Updated

The Republican chairman of the Senate Budget Committee is contemplating a 2004 fiscal blueprint that leaves room for only about $1.3 trillion of President Bush's proposed 10-year, $1.57 trillion tax cut, Senate GOP officials said Tuesday.

The tentative plan by panel chairman Don Nickles of Oklahoma, described by officials speaking on condition of anonymity, underlines the soft support in the Republican-led Congress for the president's entire tax-cutting package.

Nickles' proposal would have little practical effect because top Republicans have already said they will give top priority this year only to the $726 billion portion of Bush's tax cut that he says will invigorate the economy. Nonetheless, it would be the first formal sign that the president's tax package will not be enacted in its entirety this year.

The economic plan is already expected to shrink because some moderate senators of both parties say they prefer a package of about $350 billion. Bush's economic growth plan would eliminate taxes on corporate dividends and accelerate some already scheduled personal income tax reductions.

Nickles' budget will include room for enactment of Bush's $624 billion, 10-year plan to make permanent the income tax reductions enacted in 2001 that will otherwise expire after 2010, the officials said.

The plan to trim the tax cut also accentuates some of the changes Nickles is having to make in an attempt to end a projected string of annual deficits within the next decade. Aides said that as of Tuesday, Nickles' plan was still several tens of billions of dollars out of balance in its final year, 2013.
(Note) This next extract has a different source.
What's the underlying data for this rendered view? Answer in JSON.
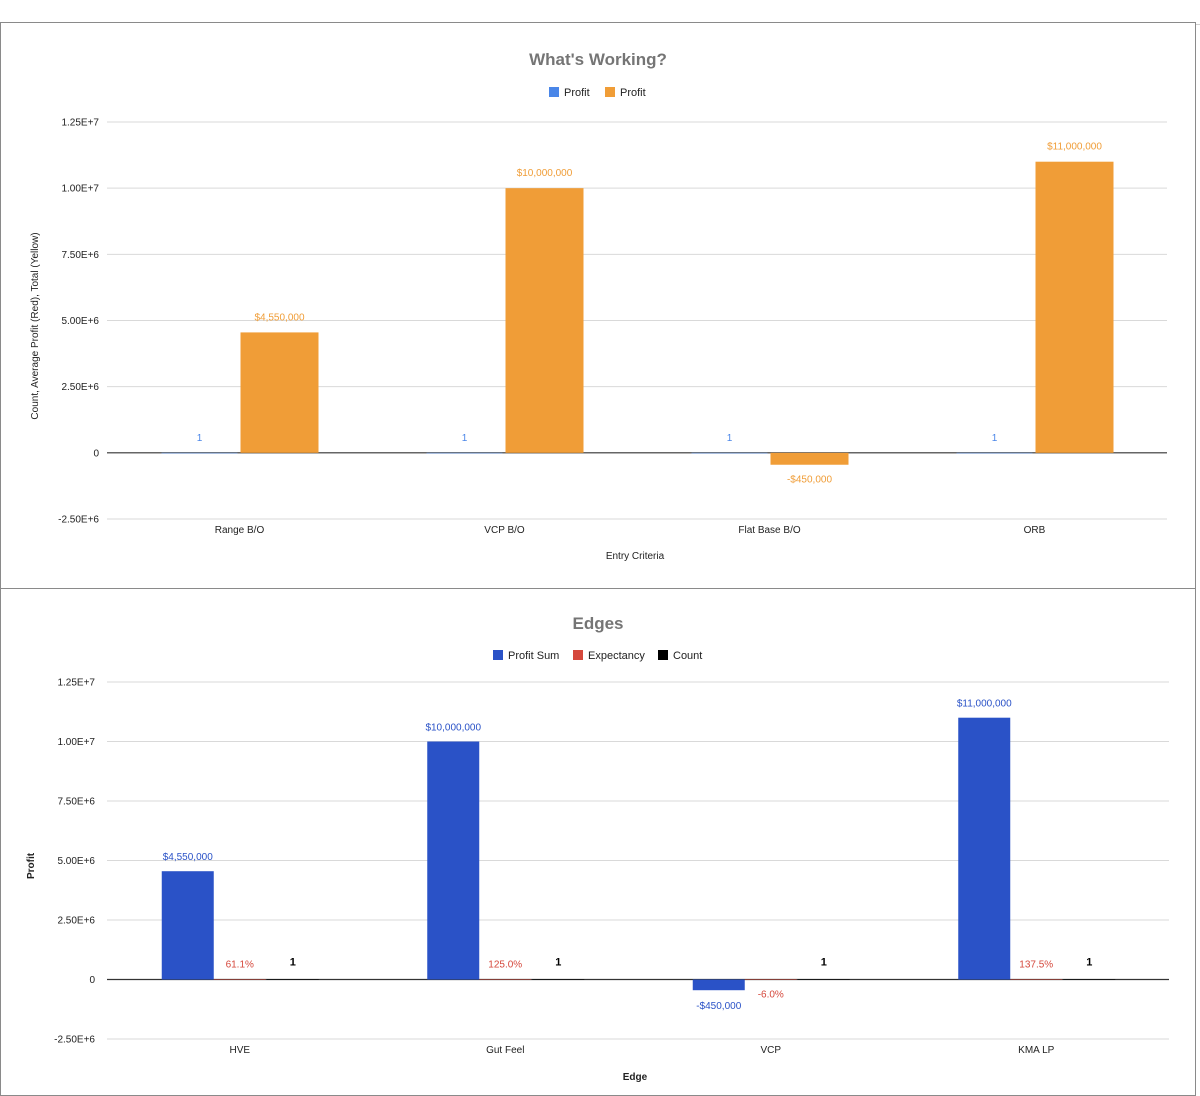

That year has particular challenges for budget-writers seeking to eliminate deficits. It will be expensive to extend the 2001 tax cuts beyond 2010, and 2013 is when the enormous baby boom generation begins retiring, driving up the government's costs for Social Security and Medicare.

On Wednesday, the House and Senate budget committees will begin writing separate but similar budgets for 2004. Their work begins just days after the nonpartisan Congressional Budget Office projected that Bush's budget would produce an accumulated $1.82 trillion in deficits over the next decade. Analysts and government officials have said the possible war looming against Iraq could cost more than $100 billion, including the expenses of a U.S. occupation and other postwar activities.

House budget panel chairman Jim Nussle, R-Iowa, said last week that his spending blueprint will balance the budget in less than 10 years. It was unclear whether he will include Bush's entire $1.57 trillion tax reduction.

Both the House and Senate budgets will include Bush's full $400 billion plan to add prescriptionrug benefits to Medicare and make other overhauls in the health insurance program for the elderly and disabled.

Nickles has been talking about proposing about $786 billion -- the same as Bush -- for the spending bills that Congress writes each year controlling agencies' budgets. Nussle was still uncertain, an aide said.